Overseas borrowing by Indian companies may slow because of a likely increase in the cost of debt this year, with China's reported move to reduce its exposure to US Treasuries sending yields on the global risk-free proxy to a 10-month high.
The benchmark US Treasuries hit 2.59% after its biggest overseas backer reportedly decided to cut back on its holding of the instrument, but pared its losses partially to trade at 2.56% Thursday. Bond yields and prices move in opposite directions.
Bloomberg reported on Wednesday that China might slow down investment in US Treasuries, considered the safest debt-market bet because of the dollar's status as the global reserve currency and the instrument's short duration to maturity. China's State Administration of Foreign Exchange said in a statement Thursday that the report "might have cited wrong sources or may be fake news." It said investments in Treasuries are decided by market conditions.
In the past one month, the US gauge surged 17 basis points on concerns over rising oil prices. Global bond market doyen Bill Gross at Janus Henderson group, too, has declared a bond bear market this year, coinciding with a spurt in yields.
"An increase in rates has its own impact on costs as borrowers pay higher," said Ashish Vaidya, head of markets for India at Singapore's DBS Bank. "If capacity utilisation picks up, we are likely to see private sector involvement in capital expenditure. This will require funds, leading to higher demand for money – both in domestic and international markets."
The surge in domestic yields, too, could hit local corporate profitability as competition may not allow companies to pass on cost pressures to end-customers.
"Indian companies are likely to pay more for their overseas borrowing even as some of them will go for refinancing of existing borrowings," said Soumyajit Niyogi, Associate Director at India Ratings & Research. "Even syndicated bank loans will cost more as most of them are priced in line with the LIBOR. The surge in yields in the US and other countries, especially in short-term rates, will lead to a rise in other lending rates."
LIBOR, or London Interbank Offered Rate (six-month), has increased about 15 basis points to 1.87% in the past one month. A foreign currency loan is mostly priced with a spread tied to the LIBOR. A rise in the benchmark rate will naturally increase the cost of credit.
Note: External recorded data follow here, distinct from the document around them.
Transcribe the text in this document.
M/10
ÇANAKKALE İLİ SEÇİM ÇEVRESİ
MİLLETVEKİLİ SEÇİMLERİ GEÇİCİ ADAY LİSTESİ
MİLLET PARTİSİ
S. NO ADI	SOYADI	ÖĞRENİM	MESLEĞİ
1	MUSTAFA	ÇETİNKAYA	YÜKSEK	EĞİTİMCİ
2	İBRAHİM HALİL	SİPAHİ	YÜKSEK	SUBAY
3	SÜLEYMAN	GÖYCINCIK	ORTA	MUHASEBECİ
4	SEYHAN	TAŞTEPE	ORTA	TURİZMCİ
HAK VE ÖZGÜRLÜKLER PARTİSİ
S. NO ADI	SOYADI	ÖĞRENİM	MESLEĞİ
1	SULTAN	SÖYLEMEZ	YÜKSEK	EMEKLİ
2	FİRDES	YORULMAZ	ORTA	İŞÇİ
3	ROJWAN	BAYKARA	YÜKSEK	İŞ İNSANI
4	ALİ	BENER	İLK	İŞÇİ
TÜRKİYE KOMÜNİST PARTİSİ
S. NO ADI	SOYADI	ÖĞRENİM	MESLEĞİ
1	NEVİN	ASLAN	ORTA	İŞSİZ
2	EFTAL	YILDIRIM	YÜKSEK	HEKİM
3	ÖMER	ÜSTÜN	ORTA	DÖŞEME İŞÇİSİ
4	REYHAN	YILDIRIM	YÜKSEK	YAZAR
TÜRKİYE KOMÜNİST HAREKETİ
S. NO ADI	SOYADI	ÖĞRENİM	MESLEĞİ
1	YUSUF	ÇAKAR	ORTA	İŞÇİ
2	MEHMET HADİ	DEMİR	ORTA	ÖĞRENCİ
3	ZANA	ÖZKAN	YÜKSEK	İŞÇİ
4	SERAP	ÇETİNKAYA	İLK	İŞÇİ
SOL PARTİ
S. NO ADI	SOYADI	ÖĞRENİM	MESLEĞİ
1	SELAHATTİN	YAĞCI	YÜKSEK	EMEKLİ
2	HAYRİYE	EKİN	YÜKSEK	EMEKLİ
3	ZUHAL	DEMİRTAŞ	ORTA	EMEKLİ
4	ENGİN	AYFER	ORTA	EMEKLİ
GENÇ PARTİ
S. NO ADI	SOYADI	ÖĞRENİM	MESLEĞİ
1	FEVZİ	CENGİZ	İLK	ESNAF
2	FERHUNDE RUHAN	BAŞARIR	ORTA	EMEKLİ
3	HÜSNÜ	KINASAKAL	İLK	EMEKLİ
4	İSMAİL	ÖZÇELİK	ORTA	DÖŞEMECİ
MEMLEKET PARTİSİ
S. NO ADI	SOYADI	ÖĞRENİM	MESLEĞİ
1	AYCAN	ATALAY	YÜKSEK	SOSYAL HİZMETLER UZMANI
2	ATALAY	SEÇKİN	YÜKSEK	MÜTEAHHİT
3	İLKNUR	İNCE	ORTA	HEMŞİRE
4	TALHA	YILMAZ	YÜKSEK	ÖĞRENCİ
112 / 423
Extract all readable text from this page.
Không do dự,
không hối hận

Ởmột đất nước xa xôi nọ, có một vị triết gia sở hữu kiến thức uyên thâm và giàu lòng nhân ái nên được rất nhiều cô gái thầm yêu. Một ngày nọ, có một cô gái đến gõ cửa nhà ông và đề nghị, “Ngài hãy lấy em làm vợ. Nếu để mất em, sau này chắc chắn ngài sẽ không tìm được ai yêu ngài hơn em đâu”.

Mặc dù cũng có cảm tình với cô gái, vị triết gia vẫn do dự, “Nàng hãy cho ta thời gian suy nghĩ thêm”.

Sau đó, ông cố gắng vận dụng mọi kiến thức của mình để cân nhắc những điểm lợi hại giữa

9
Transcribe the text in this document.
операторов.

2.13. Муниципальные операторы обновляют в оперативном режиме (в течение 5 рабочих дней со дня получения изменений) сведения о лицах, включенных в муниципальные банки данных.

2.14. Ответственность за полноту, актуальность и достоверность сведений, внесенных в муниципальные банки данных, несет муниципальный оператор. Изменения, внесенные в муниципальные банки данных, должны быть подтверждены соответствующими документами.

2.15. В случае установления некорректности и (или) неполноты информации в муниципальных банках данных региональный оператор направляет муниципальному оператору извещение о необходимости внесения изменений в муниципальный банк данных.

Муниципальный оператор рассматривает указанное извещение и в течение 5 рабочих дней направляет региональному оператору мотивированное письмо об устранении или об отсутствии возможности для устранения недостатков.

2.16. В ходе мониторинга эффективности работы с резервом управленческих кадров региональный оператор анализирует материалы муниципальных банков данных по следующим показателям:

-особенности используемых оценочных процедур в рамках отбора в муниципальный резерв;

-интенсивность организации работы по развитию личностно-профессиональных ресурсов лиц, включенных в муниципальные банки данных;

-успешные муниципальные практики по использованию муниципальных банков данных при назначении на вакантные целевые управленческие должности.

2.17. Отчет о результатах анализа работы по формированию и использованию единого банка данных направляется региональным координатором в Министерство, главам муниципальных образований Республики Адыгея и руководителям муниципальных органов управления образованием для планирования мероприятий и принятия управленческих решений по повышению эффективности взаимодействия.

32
Domestic bond prices too will become costly as India cannot remain immune to the rising UST trend. Back home, the benchmark bond yield with the largest outstanding stock shot up 26 basis points from the second week of December.
"Overall, the move is going to be unfavorable as companies may find difficulties to pass both rise in input cost and financing cost to the end-consumers," he said.
India Inc's foreign borrowings saw an over six-fold increase to $3.04 billion in November, central bank data showed.